David Cameron made a statement  yesterday in the House of Commons on the last European Council. During the debate Bill Cash made the following intervention:

David Cameron, The Prime Minister: With permission, Mr Speaker, I will make a statement on yesterday’s European Council. This was the first Council since Britain decided to leave the European Union. The decision was accepted and we began constructive discussions about how to ensure a strong relationship between Britain and the countries of the EU, but before the discussion on Britain there were other items on the agenda. Let me briefly touch on them.

On migration, the Council noted the very significant reductions in illegal crossings from Turkey to Greece as a result of the agreement made with Turkey in March, but it expressed continued concern over the central Mediterranean route and a determination to do all we can to combat people smuggling via Libya. Britain continues to play a leading role in Operation Sophia with HMS Enterprise, and I can tell the House today that Royal Fleet Auxiliary Mounts Bay will also be deployed to stop the flow of weapons to terrorists, particularly Daesh, in Libya.

On NATO, Secretary General Stoltenberg gave a presentation ahead of the Warsaw summit and the Council agreed the need for NATO and the EU to work together in a complementary way to strengthen our security.

On completing the single market, there were important commitments on the digital single market, including that EU residents will be able to travel with the digital content they have purchased or subscribed to at home. On the economic situation, the president of the European Central Bank gave a presentation in the light of the outcome of our referendum. Private sector forecasts discussed at the Council included estimates of a reduction in eurozone growth potentially between 0.3% and 0.5% over the next three years. One of the main explanations for that is the predicted slowdown in the UK economy, given our trade with the euro area. President Draghi reassured the Council that the ECB has worked with the Bank of England for many months to prepare for uncertainty and, in the face of continued volatility, our institutions will continue to monitor markets and act as necessary.

To return to the main discussions around Britain leaving the EU, the tone of the meeting was one of sadness and regret, but there was agreement that the decision of the British people should be respected and we had positive discussions about the relationship we want to see between Britain and our European partners and the next steps on leaving the EU, including some of the issues that need to be worked through and the timing for triggering article 50. Let me say a word about each.

We were clear that, while Britain is leaving the European Union, we are not turning our backs on Europe—and they are not turning their backs on us. Many of my counterparts talked warmly about the history and values that our countries share and the huge contribution that Britain has made to peace and progress in Europe. For example, the Estonian Prime Minister described how the Royal Navy helped to secure the independence of his country a century ago. The Czech Prime Minister paid tribute to Britain as a home for Czechs fleeing persecution. Many of the countries of eastern and central Europe expressed the debt they feel to Britain for standing by them when they were suffering under communism and for supporting them as they joined the European Union. President Hollande talked movingly about the visit that he and I will be making later this week to the battlefields of the Somme, where British and French soldiers fought and died together for the freedom of our continent and the defence of the democracy and values that we share.
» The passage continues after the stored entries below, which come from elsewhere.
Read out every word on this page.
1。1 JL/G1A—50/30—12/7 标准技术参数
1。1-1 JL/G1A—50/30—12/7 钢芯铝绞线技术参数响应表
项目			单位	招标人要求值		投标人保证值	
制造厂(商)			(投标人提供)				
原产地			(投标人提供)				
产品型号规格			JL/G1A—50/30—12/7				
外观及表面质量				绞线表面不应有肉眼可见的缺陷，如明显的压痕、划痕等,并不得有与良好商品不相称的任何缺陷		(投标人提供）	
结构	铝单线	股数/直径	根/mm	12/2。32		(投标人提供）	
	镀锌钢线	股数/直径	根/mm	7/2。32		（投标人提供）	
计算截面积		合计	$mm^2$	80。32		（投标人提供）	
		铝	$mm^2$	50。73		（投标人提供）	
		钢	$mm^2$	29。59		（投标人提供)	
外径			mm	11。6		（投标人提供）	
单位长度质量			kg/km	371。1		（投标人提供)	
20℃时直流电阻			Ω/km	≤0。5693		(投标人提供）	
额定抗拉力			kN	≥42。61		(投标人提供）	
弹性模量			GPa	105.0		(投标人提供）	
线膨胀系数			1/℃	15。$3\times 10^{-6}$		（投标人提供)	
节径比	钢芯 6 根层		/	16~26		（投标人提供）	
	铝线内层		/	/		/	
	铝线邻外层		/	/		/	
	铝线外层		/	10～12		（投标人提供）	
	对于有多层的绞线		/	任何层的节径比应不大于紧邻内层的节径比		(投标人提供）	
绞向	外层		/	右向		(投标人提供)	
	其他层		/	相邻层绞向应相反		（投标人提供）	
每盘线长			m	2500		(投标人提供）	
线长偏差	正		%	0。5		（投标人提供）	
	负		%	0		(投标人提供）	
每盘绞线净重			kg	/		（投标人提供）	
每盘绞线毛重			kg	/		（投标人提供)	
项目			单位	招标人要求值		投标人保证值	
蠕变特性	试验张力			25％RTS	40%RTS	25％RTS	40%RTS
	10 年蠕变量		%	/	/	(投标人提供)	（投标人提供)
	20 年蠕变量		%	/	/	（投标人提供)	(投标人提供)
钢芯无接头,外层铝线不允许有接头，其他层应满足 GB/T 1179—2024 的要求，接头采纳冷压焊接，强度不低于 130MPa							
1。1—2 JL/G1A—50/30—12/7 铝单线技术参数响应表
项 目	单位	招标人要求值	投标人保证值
Therefore, the Council was clear that, as we take forward this agenda of Britain leaving the European Union, we should rightly want to have the closest possible relationship that we can in the future. In my view, that should include the strongest possible relationship in terms of trade, co-operation and of course security, something that only becomes more important in the light of the appalling terrorist attack in Turkey last night.

As I said on Monday, as we work to implement the will of the British people, we also have a fundamental responsibility to bring our country together. We will not tolerate hate crime or any kind of attacks against people in our country because of their ethnic origin, and I reassured European leaders who were concerned about what they had heard was happening in Britain. We are a proud multi-faith, multi-ethnic society and we will stay that way.

I now turn to the next steps on leaving the EU. First, there was a lot of reassurance that, until Britain leaves, we are a full member. That means that we are entitled to all the benefits of membership and full participation until the point at which we leave. Secondly, we discussed some of the issues that will need to be worked through. I explained that in Britain there was great concern about the movement of people and the challenges of controlling immigration, as well as concerns about the issue of sovereignty. Indeed, I explained how those had come together. In turn, many of our European partners were clear that it is impossible to have all the benefits of membership without some of the costs of membership, and that is something that the next Prime Minister and their Cabinet are going to have to work through very carefully.

Third, on the timing of article 50, contrary to some expectations there was not a great clamour for Britain to trigger this straightaway. While there were one or two voices calling for this, the overwhelming view of my fellow leaders was that we need to take some time to get this right. Of course, everyone wants to see a clear blueprint in terms of what Britain thinks is right for its future relationship with the EU, and, as I explained in my statement on Monday, we are starting this work straightaway with the new unit in Whitehall, which will be led by a new permanent secretary, Oliver Robbins.

This unit will examine all the options and possibilities in a neutral way, setting out the costs and benefits so that the next Prime Minister and their Cabinet have all the information they need with which to determine exactly the right approach to take and the right outcome to try and negotiate. But the decisions that follow from this, including the triggering of article 50, are rightly for the next Prime Minister, and the Council clearly understood and, I believe, respected that.

I do not think it is a secret that I have, at times, found discussions in Brussels frustrating, but, despite that, I do believe we can be proud of what we have achieved, whether it is putting a greater focus on jobs and growth, cutting the EU budget in real terms for the first time, reducing the burden of red tape on business, or building common positions on issues of national security, such as sanctions to stop Iran getting a nuclear weapon, standing up to Russian aggression in Ukraine, and galvanising other European countries to help with the lead that Britain was taking in dealing with Ebola in Sierra Leone.

In all these ways, and more, we have shown how much more we have in common with our European partners as neighbours and allies and friends who share fundamental values, history and culture. It is a poignant reminder that while we will be leaving the European Union, we must continue to work together, for the security and prosperity of our people for generations to come. I commend this statement to the House.


Bill Cash Chair, European Scrutiny Committee: My right hon. Friend has quite rightly referred to trade and co-operation with the European Union, and we on the leave side have always argued for that. Will he, however, give us some further advice? He is talking about very precise blueprints and about alternative models. Will he give us an absolute assurance that any such models or blueprints will be exclusively based on the assumption that we are repealing the European Communities Act 1972?

David Cameron David Cameron The Prime Minister: We are leaving the European Union, so surely that must be the case. The reassurance that I can give my hon. Friend is that I am not saying that there are only four or five blueprints and that Britain has to follow any one of those. Obviously, we can try to amend blueprints and have Norway-plus or Norway-minus or a better trade deal than Canada. It is important for colleagues in the House and people in the country to understand that there are some quite fundamental questions about whether we want full unrestricted access to the single market and the price we might have to pay in return, or whether we will be satisfied to have less than full access along with some other compensating advantages. We have to go through all those questions, and the more we can attach facts and figures to them, the more we will enable people to make an informed choice.